The thing that keeps all of this from running comically off the rails is that Murakami does just enough to tether us to reality as he sets us adrift in the surreal. One of his trademarks is the juxtaposition of ordinary beside extraordinary, mundane amidst the paranormal.

That’s where all the cooking, the cleaning, the listening to music and other minutiae of daily life comes in. Murakami’s characters are constantly caught in the throes of a world beyond comprehension, yet they always manage to spend plenty of time on the actions that seem trivial or pedestrian. Consider the following passage taken from 1Q84:

“Using the food still left in the refrigerator, she made herself some ham and eggs. She
drank orange juice straight from the carton. The silence after her nap was strangely
heavy. She turned on the FM radio to find Vivaldi’s Concerto for Woodwinds playing…
After clearing the dishes from the table, Aomame took a shower and changed into the
outfit she had prepared weeks ago for this day–simple clothes that made for easy
movement: pale blue cotton pants and a white short-sleeved blouse free of
ornamentation. She gathered her hair in a bun and put it up, holding it in place with a
comb. No accessories.”

She goes on to brush her teeth, put on cologne, and examine her apartment, but… you get the idea. The thing is, in another book, this might make for dull filler, but in 1Q84, passages like this are absolutely essential to maintaining some semblance of balance between the familiarity of the characters and their often unrecognizable surroundings.

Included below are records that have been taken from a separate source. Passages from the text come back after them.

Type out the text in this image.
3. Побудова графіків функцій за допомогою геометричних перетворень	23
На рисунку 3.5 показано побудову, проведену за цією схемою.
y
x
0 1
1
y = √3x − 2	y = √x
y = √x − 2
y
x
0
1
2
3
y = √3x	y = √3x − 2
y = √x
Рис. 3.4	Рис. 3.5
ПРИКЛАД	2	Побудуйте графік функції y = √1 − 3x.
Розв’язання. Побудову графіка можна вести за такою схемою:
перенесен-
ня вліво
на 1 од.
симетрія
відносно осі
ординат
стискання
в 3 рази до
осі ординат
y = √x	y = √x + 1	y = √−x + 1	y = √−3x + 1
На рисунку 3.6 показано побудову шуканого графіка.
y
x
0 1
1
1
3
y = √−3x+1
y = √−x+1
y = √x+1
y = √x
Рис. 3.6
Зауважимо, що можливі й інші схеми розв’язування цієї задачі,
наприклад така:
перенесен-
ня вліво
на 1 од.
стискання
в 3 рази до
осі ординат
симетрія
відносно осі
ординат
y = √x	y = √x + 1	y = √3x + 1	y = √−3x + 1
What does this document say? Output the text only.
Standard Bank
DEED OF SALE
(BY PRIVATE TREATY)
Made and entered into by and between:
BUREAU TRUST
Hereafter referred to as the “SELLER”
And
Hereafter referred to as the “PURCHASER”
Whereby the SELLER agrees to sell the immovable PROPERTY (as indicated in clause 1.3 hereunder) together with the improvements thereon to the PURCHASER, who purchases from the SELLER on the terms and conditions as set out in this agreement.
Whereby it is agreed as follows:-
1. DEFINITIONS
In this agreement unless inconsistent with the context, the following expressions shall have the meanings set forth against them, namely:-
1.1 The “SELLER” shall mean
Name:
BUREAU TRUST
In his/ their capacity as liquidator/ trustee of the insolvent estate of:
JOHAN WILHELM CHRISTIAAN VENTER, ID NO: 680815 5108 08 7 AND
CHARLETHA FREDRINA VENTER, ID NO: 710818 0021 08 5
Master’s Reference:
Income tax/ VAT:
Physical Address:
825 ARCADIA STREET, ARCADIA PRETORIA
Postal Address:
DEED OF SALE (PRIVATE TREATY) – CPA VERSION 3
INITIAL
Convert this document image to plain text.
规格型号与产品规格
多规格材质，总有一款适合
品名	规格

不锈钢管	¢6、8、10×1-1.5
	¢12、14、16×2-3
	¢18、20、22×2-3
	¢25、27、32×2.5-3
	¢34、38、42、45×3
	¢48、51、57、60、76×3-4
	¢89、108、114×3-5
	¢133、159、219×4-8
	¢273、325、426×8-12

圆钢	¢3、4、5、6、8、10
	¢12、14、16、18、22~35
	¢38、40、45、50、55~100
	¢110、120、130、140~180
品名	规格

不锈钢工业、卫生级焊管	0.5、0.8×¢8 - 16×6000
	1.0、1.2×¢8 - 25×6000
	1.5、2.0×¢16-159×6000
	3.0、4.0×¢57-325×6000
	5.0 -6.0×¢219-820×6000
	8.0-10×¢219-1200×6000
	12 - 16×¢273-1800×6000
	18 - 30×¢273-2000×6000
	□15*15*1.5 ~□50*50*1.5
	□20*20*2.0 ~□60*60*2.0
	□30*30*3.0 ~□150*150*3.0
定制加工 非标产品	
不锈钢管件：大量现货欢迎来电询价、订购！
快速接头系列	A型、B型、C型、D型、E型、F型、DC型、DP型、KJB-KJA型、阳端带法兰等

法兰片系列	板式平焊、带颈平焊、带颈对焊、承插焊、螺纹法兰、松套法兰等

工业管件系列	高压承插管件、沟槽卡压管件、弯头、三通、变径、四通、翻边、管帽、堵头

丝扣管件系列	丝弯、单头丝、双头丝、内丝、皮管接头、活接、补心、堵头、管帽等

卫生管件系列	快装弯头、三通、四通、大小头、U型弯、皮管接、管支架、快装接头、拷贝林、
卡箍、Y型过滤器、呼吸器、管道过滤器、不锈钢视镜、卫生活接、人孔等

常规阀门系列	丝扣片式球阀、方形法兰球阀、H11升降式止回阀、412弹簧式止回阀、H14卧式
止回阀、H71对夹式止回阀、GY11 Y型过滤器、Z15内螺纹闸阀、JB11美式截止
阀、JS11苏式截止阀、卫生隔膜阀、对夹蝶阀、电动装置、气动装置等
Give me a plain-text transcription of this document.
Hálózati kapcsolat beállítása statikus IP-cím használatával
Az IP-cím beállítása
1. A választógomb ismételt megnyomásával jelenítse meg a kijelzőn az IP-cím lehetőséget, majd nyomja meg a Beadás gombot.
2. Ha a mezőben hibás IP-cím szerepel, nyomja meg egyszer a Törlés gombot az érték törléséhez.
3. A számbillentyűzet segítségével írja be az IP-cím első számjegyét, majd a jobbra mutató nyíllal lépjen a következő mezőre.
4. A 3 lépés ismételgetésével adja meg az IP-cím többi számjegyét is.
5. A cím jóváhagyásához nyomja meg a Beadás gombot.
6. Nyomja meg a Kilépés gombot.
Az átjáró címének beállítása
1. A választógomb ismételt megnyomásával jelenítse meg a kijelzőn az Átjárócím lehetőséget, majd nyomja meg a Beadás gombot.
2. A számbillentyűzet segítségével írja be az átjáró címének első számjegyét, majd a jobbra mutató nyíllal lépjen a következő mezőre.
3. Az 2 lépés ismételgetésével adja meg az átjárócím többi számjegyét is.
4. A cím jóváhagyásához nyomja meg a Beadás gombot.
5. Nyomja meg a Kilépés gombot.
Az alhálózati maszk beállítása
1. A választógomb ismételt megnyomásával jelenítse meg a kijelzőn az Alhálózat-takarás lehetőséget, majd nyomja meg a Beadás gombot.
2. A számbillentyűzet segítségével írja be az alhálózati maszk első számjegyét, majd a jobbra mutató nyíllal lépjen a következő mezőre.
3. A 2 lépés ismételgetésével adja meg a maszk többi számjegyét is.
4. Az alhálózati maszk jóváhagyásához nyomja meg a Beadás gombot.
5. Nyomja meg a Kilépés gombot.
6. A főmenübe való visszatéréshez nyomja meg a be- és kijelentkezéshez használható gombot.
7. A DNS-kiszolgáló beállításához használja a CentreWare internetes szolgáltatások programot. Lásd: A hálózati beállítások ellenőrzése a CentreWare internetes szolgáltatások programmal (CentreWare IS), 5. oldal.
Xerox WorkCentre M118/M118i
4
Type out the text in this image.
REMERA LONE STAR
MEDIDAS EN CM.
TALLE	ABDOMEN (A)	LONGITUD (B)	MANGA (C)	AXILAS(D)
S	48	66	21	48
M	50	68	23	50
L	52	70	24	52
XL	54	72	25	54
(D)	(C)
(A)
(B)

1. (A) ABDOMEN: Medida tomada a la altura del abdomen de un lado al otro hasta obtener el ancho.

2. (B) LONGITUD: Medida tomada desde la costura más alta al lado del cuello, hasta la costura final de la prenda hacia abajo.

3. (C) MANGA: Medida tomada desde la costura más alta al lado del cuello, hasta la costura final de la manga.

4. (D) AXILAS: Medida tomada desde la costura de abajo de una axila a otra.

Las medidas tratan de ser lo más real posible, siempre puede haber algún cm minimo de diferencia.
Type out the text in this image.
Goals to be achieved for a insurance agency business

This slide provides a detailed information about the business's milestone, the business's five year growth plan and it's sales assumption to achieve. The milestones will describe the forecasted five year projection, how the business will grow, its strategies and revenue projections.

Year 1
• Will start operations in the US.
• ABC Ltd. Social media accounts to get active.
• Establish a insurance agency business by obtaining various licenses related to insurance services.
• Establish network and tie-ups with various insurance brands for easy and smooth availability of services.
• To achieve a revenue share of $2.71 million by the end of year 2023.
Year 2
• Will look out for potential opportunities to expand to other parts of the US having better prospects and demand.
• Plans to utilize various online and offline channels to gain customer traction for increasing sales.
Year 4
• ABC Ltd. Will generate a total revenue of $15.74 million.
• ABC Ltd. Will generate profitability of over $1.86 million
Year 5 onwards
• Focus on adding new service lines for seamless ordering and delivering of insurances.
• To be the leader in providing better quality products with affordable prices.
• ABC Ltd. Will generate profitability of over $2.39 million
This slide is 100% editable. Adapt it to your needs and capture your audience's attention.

Which isn’t to say the book is perfectly balanced from start to finish. It’s hard to write a 900-page book and have it all coalesce into a completely taut, polished product, especially when it’s written in three separate installments like 1Q84. The characters spend a lot of time thinking about where they are, where they’ve been, and where they’re going, which slows things down considerably, but affords Murakami the opportunity to inject a lot exposition into the story without it feeling totally inorganic. (Though his penchant for having characters provide plot details through long, drawn-out, one-sided speeches skirts dangerously close at times.)

The book ebbs and flows, and its pacing plods and suddenly quickens, and its loose threads snag here, there, and everywhere. One of things you have to accept about Murakami, if you are going to enjoy him fully, is that things never tie up as neatly as you want them to. There’s such an abundance of weirdness, of magic, of serendipity and connectivity in his world that he doesn’t even try to address it all.

Without introducing any spoilers, I can tell you that the central question of 1Q84 is never really answered, at least not in any way I can parse. And while, yes, that’s a frustrating pill to swallow after 900-plus pages, it’s not entirely unexpected.

Don’t enter Murakami’s world, or the world of 1Q84, looking for answers. Do it because it is a strange and wonderful place, a place that defies understanding and expectation, a place so very different from anywhere else.

(However, I still think The Wind-Up Bird Chronicle is his best book, and a better introduction to the author.)